The problem concerns an arithmetic progression (A.P.) with its sixth term \(a_6 = 2\). The objective is to determine the common difference \(d\) that maximizes the product of three terms: \(a_1 \times a_4 \times a_5\).
The problem is analyzed as follows:
The formula for the nth term of an arithmetic progression is: \(a_n = a_1 + (n-1) \cdot d\).
Consequently, the sixth term \(a_6\) can be expressed as: \(a_6 = a_1 + 5d = 2\).

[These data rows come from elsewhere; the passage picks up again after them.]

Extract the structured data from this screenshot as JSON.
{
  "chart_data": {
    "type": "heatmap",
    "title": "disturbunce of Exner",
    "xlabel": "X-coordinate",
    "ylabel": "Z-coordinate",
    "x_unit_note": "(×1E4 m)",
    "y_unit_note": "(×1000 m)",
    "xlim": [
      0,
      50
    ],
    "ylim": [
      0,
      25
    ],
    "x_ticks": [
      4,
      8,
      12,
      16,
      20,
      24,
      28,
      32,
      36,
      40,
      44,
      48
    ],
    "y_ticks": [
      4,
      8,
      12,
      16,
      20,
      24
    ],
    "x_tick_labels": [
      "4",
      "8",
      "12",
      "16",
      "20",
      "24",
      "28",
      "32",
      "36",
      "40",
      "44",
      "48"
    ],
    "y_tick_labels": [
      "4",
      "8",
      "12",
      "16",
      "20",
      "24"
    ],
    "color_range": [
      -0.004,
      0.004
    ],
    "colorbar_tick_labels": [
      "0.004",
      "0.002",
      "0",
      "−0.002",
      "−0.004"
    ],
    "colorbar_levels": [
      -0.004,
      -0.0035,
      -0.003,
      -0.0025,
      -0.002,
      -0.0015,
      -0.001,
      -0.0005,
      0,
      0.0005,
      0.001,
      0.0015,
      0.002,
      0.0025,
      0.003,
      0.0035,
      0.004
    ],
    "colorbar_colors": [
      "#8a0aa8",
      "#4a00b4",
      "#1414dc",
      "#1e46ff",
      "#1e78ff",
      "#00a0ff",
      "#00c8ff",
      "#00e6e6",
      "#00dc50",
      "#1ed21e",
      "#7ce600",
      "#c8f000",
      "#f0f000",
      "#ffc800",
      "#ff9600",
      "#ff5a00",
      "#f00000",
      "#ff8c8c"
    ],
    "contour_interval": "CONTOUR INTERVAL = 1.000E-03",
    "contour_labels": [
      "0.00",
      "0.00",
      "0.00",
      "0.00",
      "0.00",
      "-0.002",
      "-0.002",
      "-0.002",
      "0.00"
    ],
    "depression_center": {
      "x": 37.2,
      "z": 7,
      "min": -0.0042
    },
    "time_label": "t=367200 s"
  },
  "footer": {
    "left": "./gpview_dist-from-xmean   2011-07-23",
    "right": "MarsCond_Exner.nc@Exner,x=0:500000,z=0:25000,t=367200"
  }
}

From this equation, we derive: \(a_1 = 2 - 5d\).
The terms are then:
\(a_1 = 2 - 5d\),
\(a_4 = a_1 + 3d = (2 - 5d) + 3d = 2 - 2d\),
\(a_5 = a_1 + 4d = (2 - 5d) + 4d = 2 - d\).
The product \(a_1 \times a_4 \times a_5\) is: \((2 - 5d)(2 - 2d)(2 - d)\).
Maximizing this product involves analyzing the roots of these linear expressions. The maximum is likely to occur when the terms are equalized. We seek the value of \(d\) that makes two of the factors equal.
Through optimization techniques, it is determined that setting \(d = \frac{8}{5}\) equalizes terms and maximizes the product due to symmetry. Thus, the common difference \(d\) is \(\frac{8}{5}\).